Wednesday, September 8, 2004

Browser Spoofing: Defining The Problem

I've decided to take this issue slowly; most people's "solutions" are already assuming a certain definition of the problem, which is rarely stated.

The problem has little to do with Mozilla's ability to display remote XUL. This just makes a convincing spoof easier, although it limits the spoof to Mozilla-based browsers, and usually to a subset of versions. Similar things can be done in IE with a lot of work on some very clever styling and javascript.

The problem is this: pieces of the "chrome" (browser interface, as opposed to web-content display) can be hidden, and then fake data put in its place that trick the user into thinking that data is part of the browser.

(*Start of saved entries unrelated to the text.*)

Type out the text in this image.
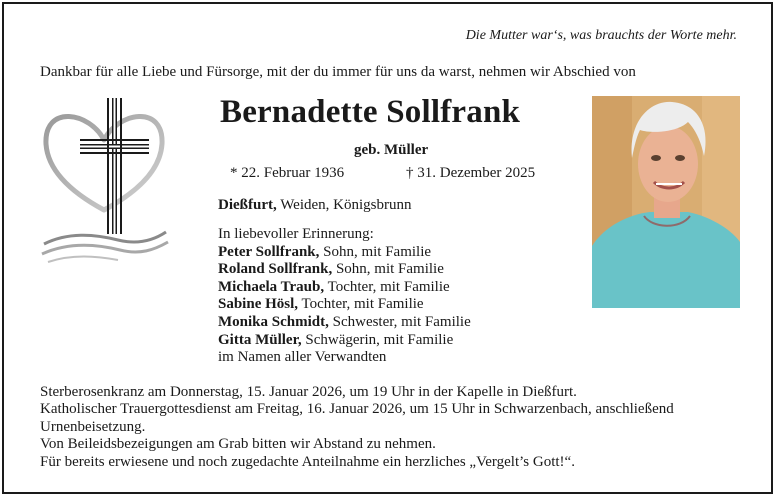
Die Mutter war‘s, was brauchts der Worte mehr.
Dankbar für alle Liebe und Fürsorge, mit der du immer für uns da warst, nehmen wir Abschied von
Bernadette Sollfrank
geb. Müller
* 22. Februar 1936	† 31. Dezember 2025
Dießfurt, Weiden, Königsbrunn
In liebevoller Erinnerung:
Peter Sollfrank, Sohn, mit Familie
Roland Sollfrank, Sohn, mit Familie
Michaela Traub, Tochter, mit Familie
Sabine Hösl, Tochter, mit Familie
Monika Schmidt, Schwester, mit Familie
Gitta Müller, Schwägerin, mit Familie
im Namen aller Verwandten
Sterberosenkranz am Donnerstag, 15. Januar 2026, um 19 Uhr in der Kapelle in Dießfurt.
Katholischer Trauergottesdienst am Freitag, 16. Januar 2026, um 15 Uhr in Schwarzenbach, anschließend
Urnenbeisetzung.
Von Beileidsbezeigungen am Grab bitten wir Abstand zu nehmen.
Für bereits erwiesene und noch zugedachte Anteilnahme ein herzliches „Vergelt’s Gott!“.
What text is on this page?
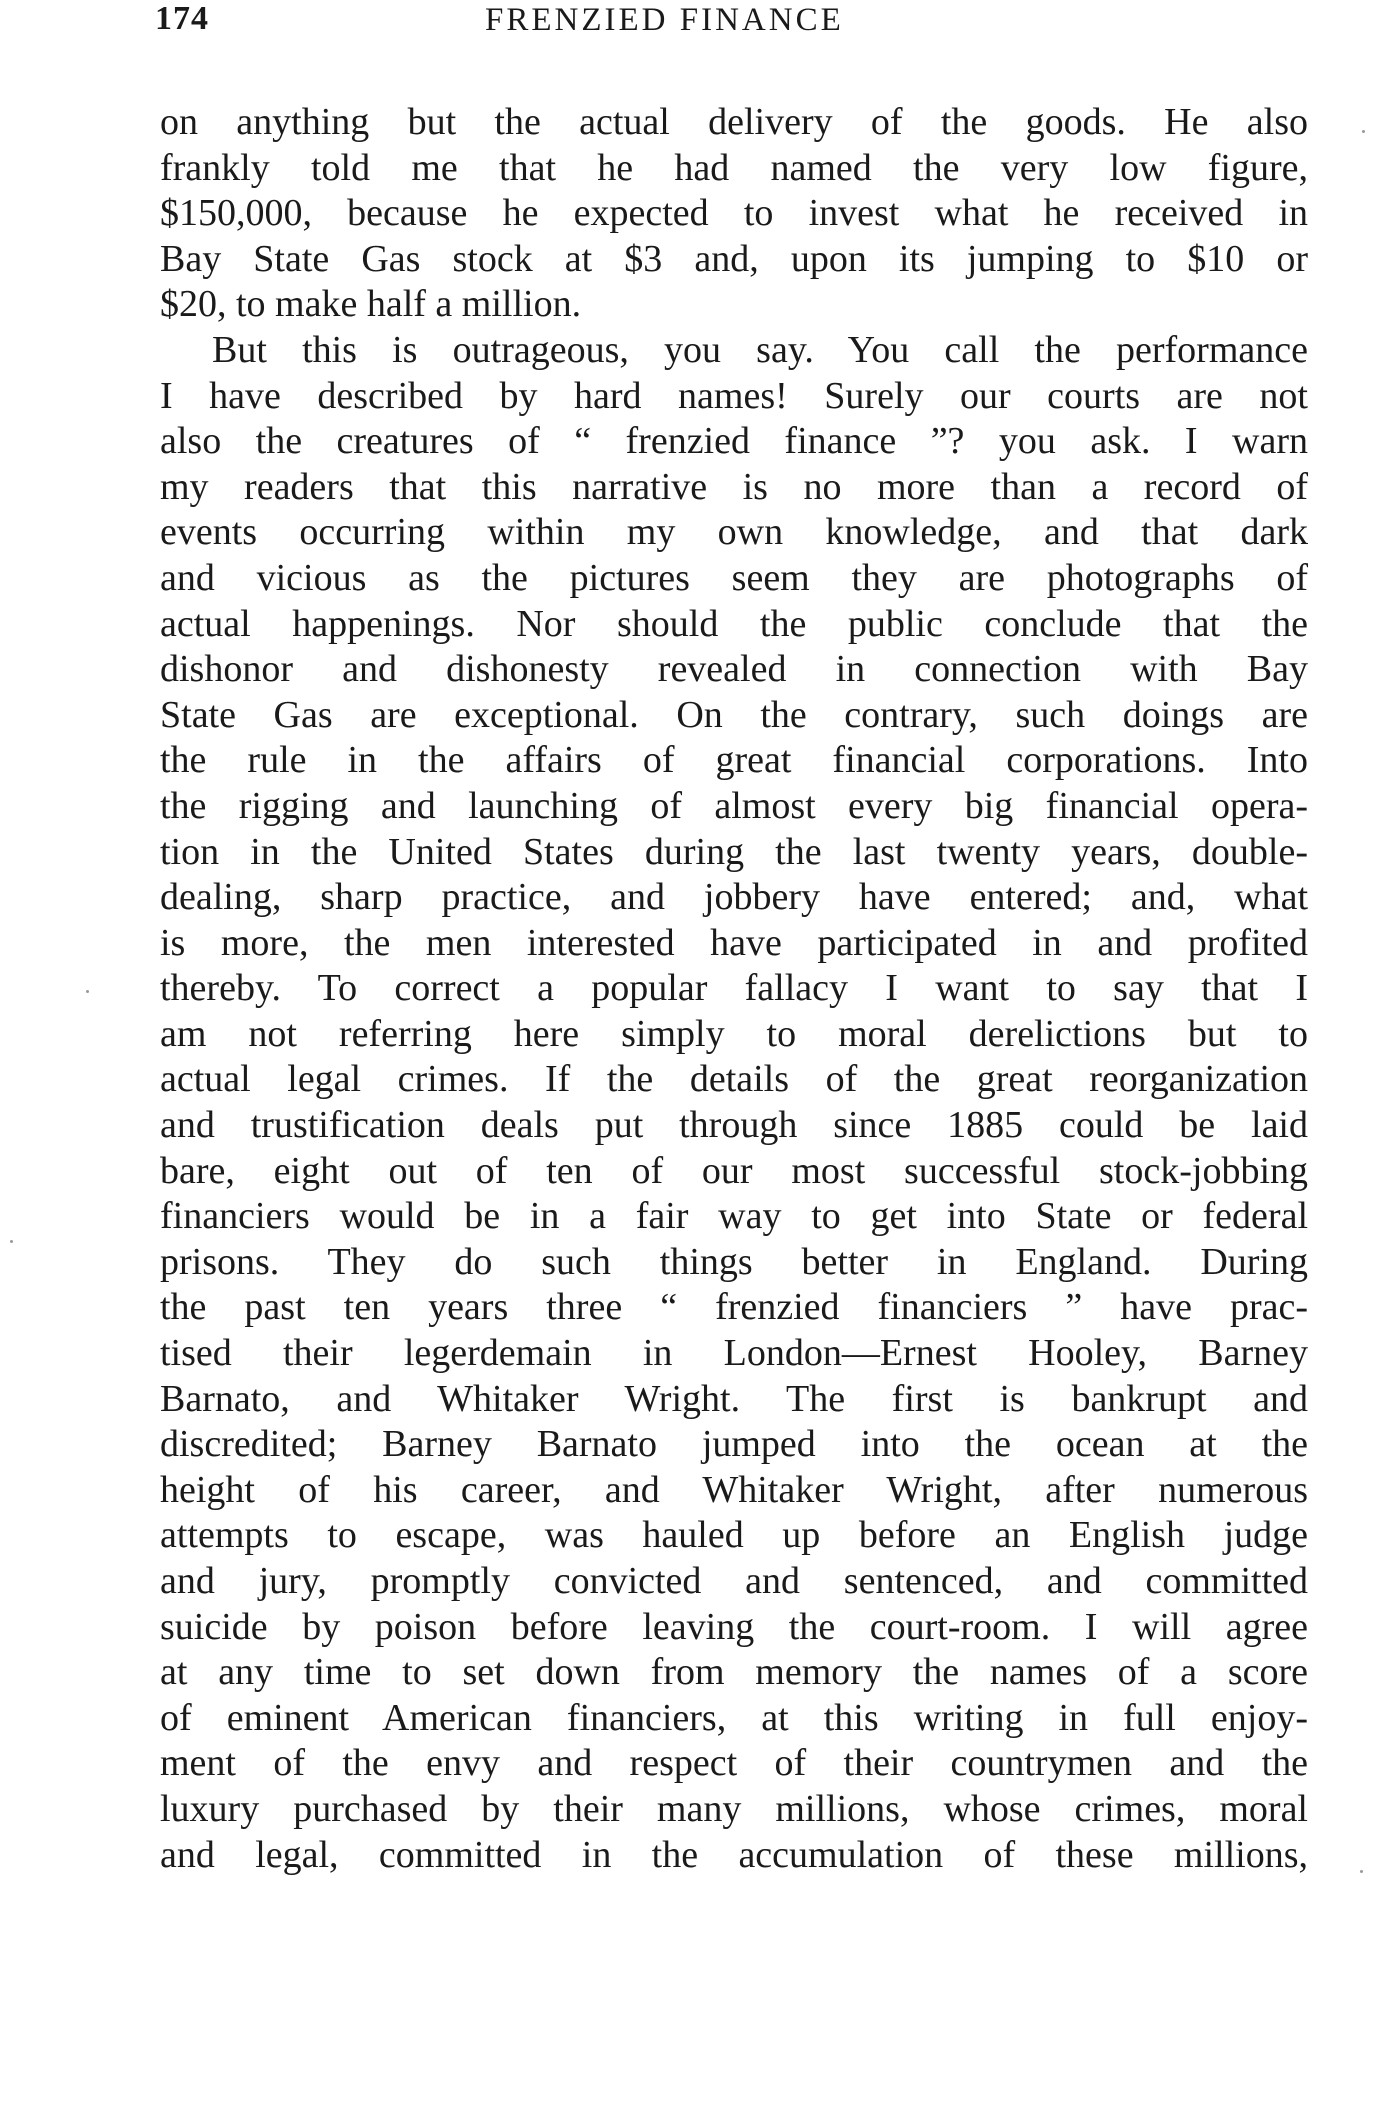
174	FRENZIED FINANCE
on anything but the actual delivery of the goods. He also
frankly told me that he had named the very low figure,
$150,000, because he expected to invest what he received in
Bay State Gas stock at $3 and, upon its jumping to $10 or
$20, to make half a million.
But this is outrageous, you say. You call the performance
I have described by hard names! Surely our courts are not
also the creatures of “ frenzied finance ”? you ask. I warn
my readers that this narrative is no more than a record of
events occurring within my own knowledge, and that dark
and vicious as the pictures seem they are photographs of
actual happenings. Nor should the public conclude that the
dishonor and dishonesty revealed in connection with Bay
State Gas are exceptional. On the contrary, such doings are
the rule in the affairs of great financial corporations. Into
the rigging and launching of almost every big financial opera-
tion in the United States during the last twenty years, double-
dealing, sharp practice, and jobbery have entered; and, what
is more, the men interested have participated in and profited
thereby. To correct a popular fallacy I want to say that I
am not referring here simply to moral derelictions but to
actual legal crimes. If the details of the great reorganization
and trustification deals put through since 1885 could be laid
bare, eight out of ten of our most successful stock-jobbing
financiers would be in a fair way to get into State or federal
prisons. They do such things better in England. During
the past ten years three “ frenzied financiers ” have prac-
tised their legerdemain in London—Ernest Hooley, Barney
Barnato, and Whitaker Wright. The first is bankrupt and
discredited; Barney Barnato jumped into the ocean at the
height of his career, and Whitaker Wright, after numerous
attempts to escape, was hauled up before an English judge
and jury, promptly convicted and sentenced, and committed
suicide by poison before leaving the court-room. I will agree
at any time to set down from memory the names of a score
of eminent American financiers, at this writing in full enjoy-
ment of the envy and respect of their countrymen and the
luxury purchased by their many millions, whose crimes, moral
and legal, committed in the accumulation of these millions,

But what things can a user be tricked into doing by mistaking content for browser? There's no danger (security-wise) in hitting a fake back-button, right? So, here's the problems I can think of:

  • The URL bar, due to passwords-as-part-of-the-url for FTP sites.
  • A browser-internal pasword dialog (such as the master-password UI)
  • Any current indicators used to help prevent page-spoofing attacks (spoofs of web-site interface, not browser interface): the security (lock) indicator, be it on the status bar, or as part of the URL bar.

I'm sure there are some potential attacks I'm missing. If you know of them, add them. If I come across them, I'll update this post to include them. As I see it, the attack fall into two categories: browser-input spoofing, and browser anti-phishing circumvention. Does that cover it? Are there other types I'm missing?